There are other parallels. Roosevelt tried unsuccessfully to pack the courts in 1937, partly in an attempt to ensure that his New Deal would survive. In the aftermath of Justice Amy Coney Barrett’s rushed confirmation, Biden is under similar pressure from the left to consider adding justices to the Supreme Court if he’s elected. He’s declined to take a definitive position on packing the court, besides saying he’d appoint a commission to issue recommendations.
Detractors hurled similar insults at both men. President Trump has wrongly accused Biden of being a socialist many times; Roosevelt was called “a socialist, not a Democrat” by one critic, while a GOP congressman called the New Deal “undisguised state socialism.” Former New York Governor Al Smith said his government had the stench of “the foul breath of Communist Russia.”
Biden is well aware of the similarities.

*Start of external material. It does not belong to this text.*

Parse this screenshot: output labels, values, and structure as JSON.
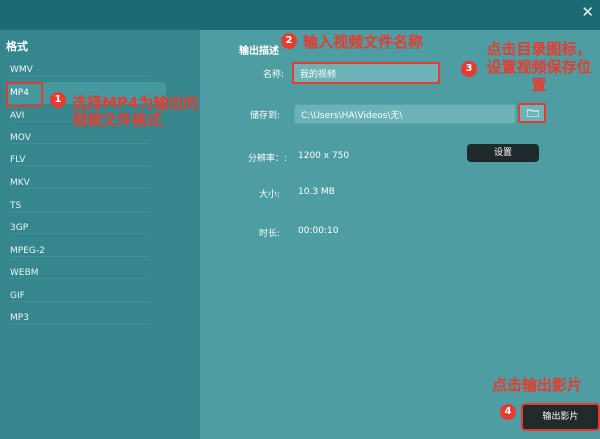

In several recent interviews, he has cited the Roosevelt presidency as an inspiration for what he hopes to achieve and how he wants to do it. “There’s no such thing as guaranteed democracy,” he told Brene Brown on her podcast, explaining how writer Walter Lippmann had encouraged FDR to impose a dictatorship in order to pull America out of the Depression, and FDR had resisted the call. “There’s nothing automatic about this,” Biden said. “We have to earn it every single generation.”
Both men are more practical than ideological. When asked about the philosophy behind the Tennessee Valley Authority, Roosevelt said, “It’s neither fish nor fowl, but whatever it is, it will taste awfully good to the people of the Tennessee Valley.” Biden, too, has embraced an elastic style of politics. “I’m kind of in a position that FDR was,” Biden told The New Yorker in an interview in July. “What in fact FDR did was not ideological, it was completely practical.”
At his speech in Warm Springs, Biden repeated an old legend about Roosevelt: a man collapsing in grief when FDR’s funeral procession passed. “Did you know the President?” somebody asks the man. “No,” the man says. “But he knew me.”
Seventy-five years after Roosevelt’s death, Rep. Jim Clyburn echoed those words in referring to Biden. “I know Joe, we know Joe,” Clyburn said in a speech endorsing Biden ahead of the South Carolina primary. “But most importantly, Joe knows us.”